Except here the intent seems a bit more tricky to discern. There’s certainly an anarchic punky spirit to it. This Don Giovanni looks like a cross between Robert Smith and Russell Brand, and the sound of the band, well... Put it this way, this ex-goth was happiest when it turned out that they seemed to be making the overture into Ennio Morriconi’s ‘Harmonica Man’, as covered by Fields of the Nephilim crossed with Bauhaus.

So, yes, for the first half an hour or so, I was pretty much prepared to be racing home to write the rave of the century. And it’s hard to work out where it all started going wrong. Over the following hour and a quarter I think it’s fair to say that the company had a pretty bad night. Arguably the pace drop was an artistic decision.
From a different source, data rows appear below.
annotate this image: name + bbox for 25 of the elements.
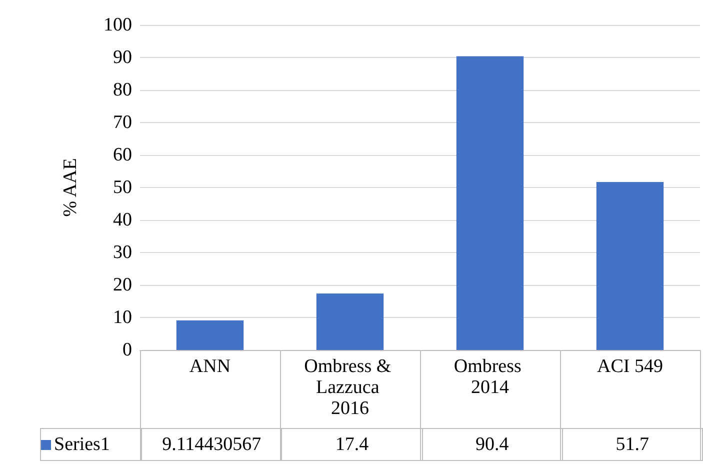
y-tick-label: 0 [122, 340, 132, 360]
x-tick-label: ACI 549 [597, 356, 663, 377]
x-tick-label: Ombress & Lazzuca 2016 [304, 356, 396, 419]
y-tick-label: 20 [113, 274, 132, 296]
bar [596, 182, 664, 350]
x-tick-label: Ombress 2014 [454, 356, 526, 398]
data-label: 51.7 [562, 428, 702, 460]
y-tick-label: 70 [113, 112, 132, 133]
y-tick-label: 60 [113, 144, 132, 166]
data-label: 90.4 [422, 428, 562, 460]
x-tick-label: ANN [189, 356, 231, 377]
bar [456, 56, 524, 350]
y-tick-label: 100 [104, 14, 132, 36]
y-tick-label: 50 [113, 177, 132, 198]
y-tick-label: 80 [113, 80, 132, 100]
y-axis-title: % AAE [60, 158, 81, 217]
data-label: 9.114430567 [141, 428, 282, 460]
bar [176, 320, 244, 350]
data-label: 17.4 [282, 428, 422, 460]
y-tick-label: 90 [113, 47, 132, 68]
y-tick-label: 40 [113, 210, 132, 230]
legend-label: Series1 [40, 428, 142, 460]
y-tick-label: 10 [113, 307, 132, 328]
bar [316, 293, 384, 350]
y-tick-label: 30 [113, 242, 132, 263]
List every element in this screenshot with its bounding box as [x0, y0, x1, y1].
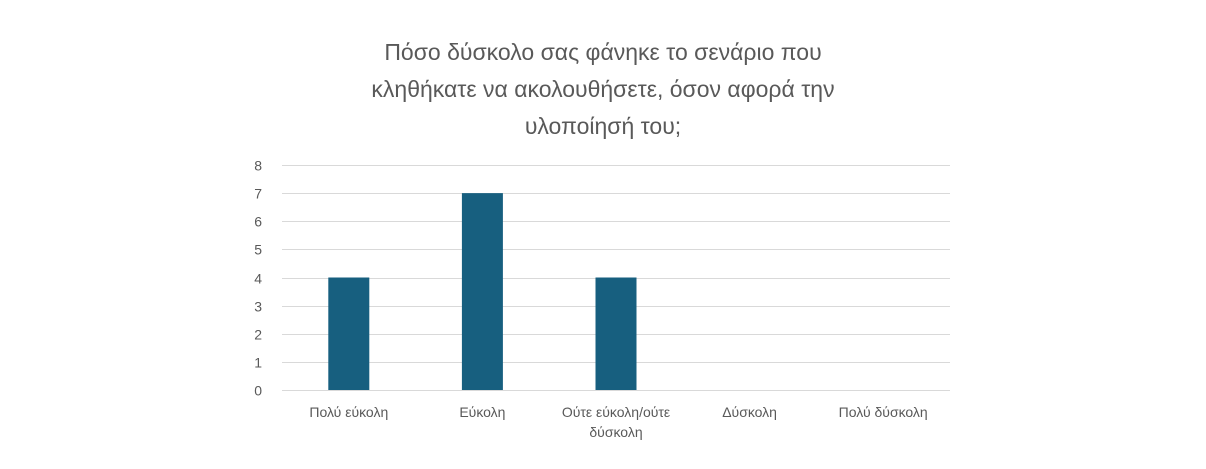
- y-tick-label: 0: [254, 383, 262, 399]
- y-axis-ticks: 0 1 2 3 4 5 6 7 8: [254, 158, 262, 399]
- x-tick-label-line: Ούτε εύκολη/ούτε: [562, 404, 670, 420]
- x-tick-label-line: Πολύ εύκολη: [309, 404, 388, 420]
- x-tick-label-line: δύσκολη: [589, 424, 642, 440]
- bars: [328, 193, 637, 390]
- x-tick-label-line: Δύσκολη: [722, 404, 777, 420]
- y-tick-label: 7: [254, 186, 262, 202]
- y-tick-label: 4: [254, 271, 262, 287]
- chart-title-line-1: Πόσο δύσκολο σας φάνηκε το σενάριο που: [384, 39, 822, 65]
- chart-title-line-3: υλοποίησή του;: [524, 113, 682, 139]
- bar: [461, 193, 503, 390]
- x-tick-label: Πολύ εύκολη: [309, 404, 388, 420]
- x-tick-label: Ούτε εύκολη/ούτε δύσκολη: [562, 404, 670, 440]
- x-tick-label: Πολύ δύσκολη: [839, 404, 928, 420]
- y-tick-label: 3: [254, 299, 262, 315]
- y-tick-label: 6: [254, 214, 262, 230]
- x-tick-label: Δύσκολη: [722, 404, 777, 420]
- y-tick-label: 1: [254, 355, 262, 371]
- bar: [595, 277, 637, 390]
- bar: [328, 277, 370, 390]
- chart-title: Πόσο δύσκολο σας φάνηκε το σενάριο που κ…: [303, 34, 903, 145]
- chart-title-line-2: κληθήκατε να ακολουθήσετε, όσον αφορά τη…: [371, 76, 835, 102]
- y-tick-label: 2: [254, 327, 262, 343]
- x-tick-label: Εύκολη: [459, 404, 505, 420]
- y-tick-label: 8: [254, 158, 262, 174]
- y-tick-label: 5: [254, 242, 262, 258]
- x-tick-label-line: Πολύ δύσκολη: [839, 404, 928, 420]
- x-tick-label-line: Εύκολη: [459, 404, 505, 420]
- x-axis-ticks: Πολύ εύκολη Εύκολη Ούτε εύκολη/ούτε δύσκολη…: [309, 404, 927, 440]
Similarly, the stoppy-starty, house lights up, house lights down interplay with the audience was obviously on purpose. The problem is, if the audience doesn’t play ball when asked to participate, and won’t bloody stop joining in when there’s no room for them, then you’re looking at an artistic endeavour in danger of complete capsize.
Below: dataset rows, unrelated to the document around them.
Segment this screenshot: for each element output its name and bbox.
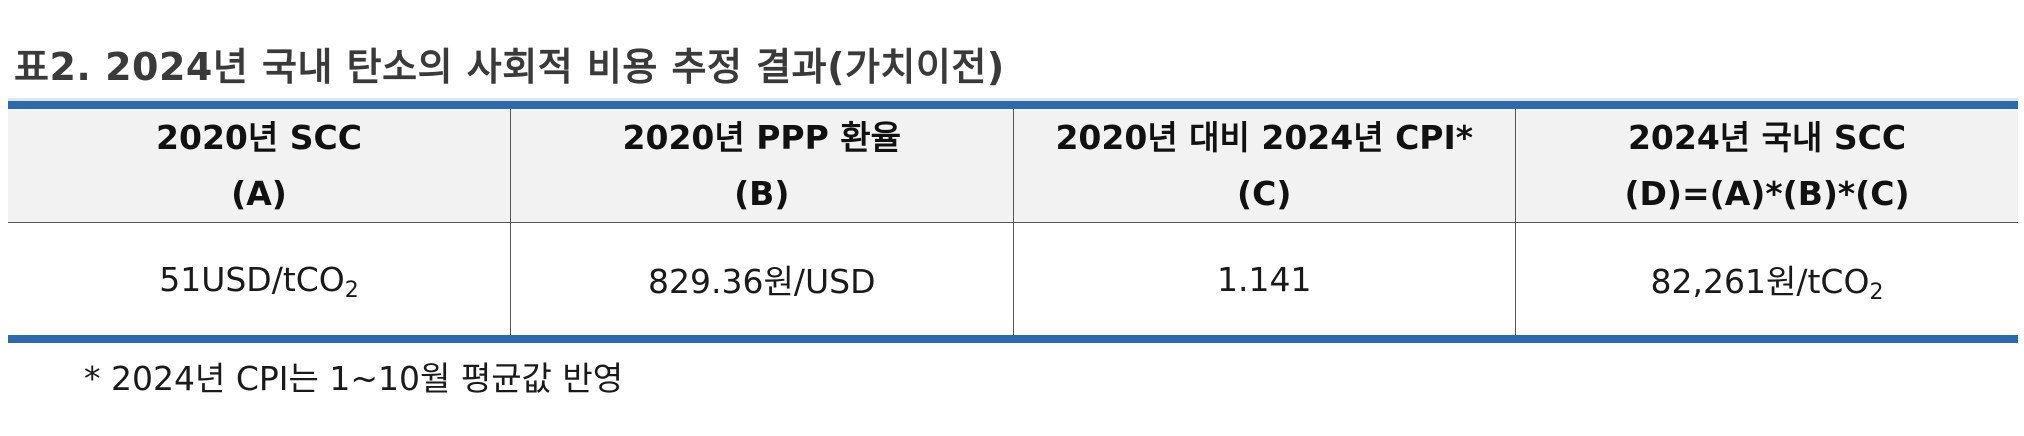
header-code: (B) [734, 173, 790, 213]
header-domestic-scc: 2024년 국내 SCC (D)=(A)*(B)*(C) [1515, 109, 2018, 223]
cell-value: 51USD/tCO [159, 259, 345, 299]
header-code: (D)=(A)*(B)*(C) [1624, 173, 1910, 213]
cell-subscript: 2 [1869, 280, 1884, 305]
footnote: * 2024년 CPI는 1~10월 평균값 반영 [84, 359, 624, 398]
bottom-rule [8, 335, 2018, 343]
cell-value: 82,261원/tCO [1650, 262, 1870, 301]
cell-cpi: 1.141 [1012, 222, 1516, 335]
cell-subscript: 2 [344, 277, 359, 303]
top-thin-rule [8, 98, 2018, 101]
cell-ppp-rate: 829.36원/USD [510, 222, 1013, 335]
cell-scc-2020: 51USD/tCO2 [8, 223, 511, 336]
table-row: 51USD/tCO2 829.36원/USD 1.141 82,261원/tCO… [8, 222, 2018, 336]
header-label: 2024년 국내 SCC [1627, 117, 1907, 157]
header-code: (A) [231, 173, 287, 213]
cell-domestic-scc: 82,261원/tCO2 [1515, 222, 2018, 335]
data-table: 2020년 SCC (A) 2020년 PPP 환율 (B) 2020년 대비 … [8, 109, 2018, 335]
header-ppp-rate: 2020년 PPP 환율 (B) [510, 109, 1013, 223]
top-rule [8, 101, 2018, 109]
header-label: 2020년 대비 2024년 CPI* [1055, 117, 1474, 157]
header-label: 2020년 PPP 환율 [622, 117, 901, 157]
header-cpi: 2020년 대비 2024년 CPI* (C) [1012, 109, 1516, 223]
table-title: 표2. 2024년 국내 탄소의 사회적 비용 추정 결과(가치이전) [14, 45, 1005, 89]
cell-value: 1.141 [1217, 259, 1312, 299]
header-row: 2020년 SCC (A) 2020년 PPP 환율 (B) 2020년 대비 … [8, 109, 2018, 223]
header-code: (C) [1237, 173, 1292, 213]
header-label: 2020년 SCC [156, 117, 362, 157]
cell-value: 829.36원/USD [648, 262, 876, 301]
scc-table: 2020년 SCC (A) 2020년 PPP 환율 (B) 2020년 대비 … [8, 98, 2018, 343]
header-scc-2020: 2020년 SCC (A) [8, 109, 511, 223]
The piece pretty much burlesques its way through the plot of Don Giovanni, however, the real coup of the piece comes 1hr40 in (of 2hr30). As Don Giovanni throws his party, he invites “100 women” from the audience onto the stage. It’s hard to tell whether the (plausibly actually 100, probably fewer) young women (six-form age, mostly) who do leap up are actually bona fide punters or plants. I doesn’t matter at all, but I’d be curious to know. Once on stage, the iron comes down. A door in it is opened so we can just about see into the party and there’s a half hour interval, while the party rages (the live band play cover versions of stuff like ‘Sex Bomb’, ‘Word Up’, ‘Rock Me Amadeus’ (!) and ‘Purple Rain’). Eventually, and boy are the company going big on that whole “contempt for the audience vibe – the boldness and extent of which I actually rather loved, and in this instance also thought totally justified (maybe they play nicer with nicer audiences) – the iron is raised once more and the finale plays out rather like a ramshackle curtain call on the last night of a show when people keep stopping proceedings Kanye-style to make their own speeches. And, instead of ending with Giovanni being dragged to hell by an evil robot, he is instead taken off by the sad, sassy old diva dressed in black who has been intermittently singing Eartha Kittsy takes on arias throughout, like some dark angel waiting to take her prey.

And that’s that, really. Instead of a feeling of retribution, ...Letzte Party seems to propose that in a Godless universe where we can fuck our way through everyone we meet, irrespective of what we do, we all die anyway and that’s kinda sad, but kinda inevitable. The days of enormous ghostly cosmic punishment are long gone.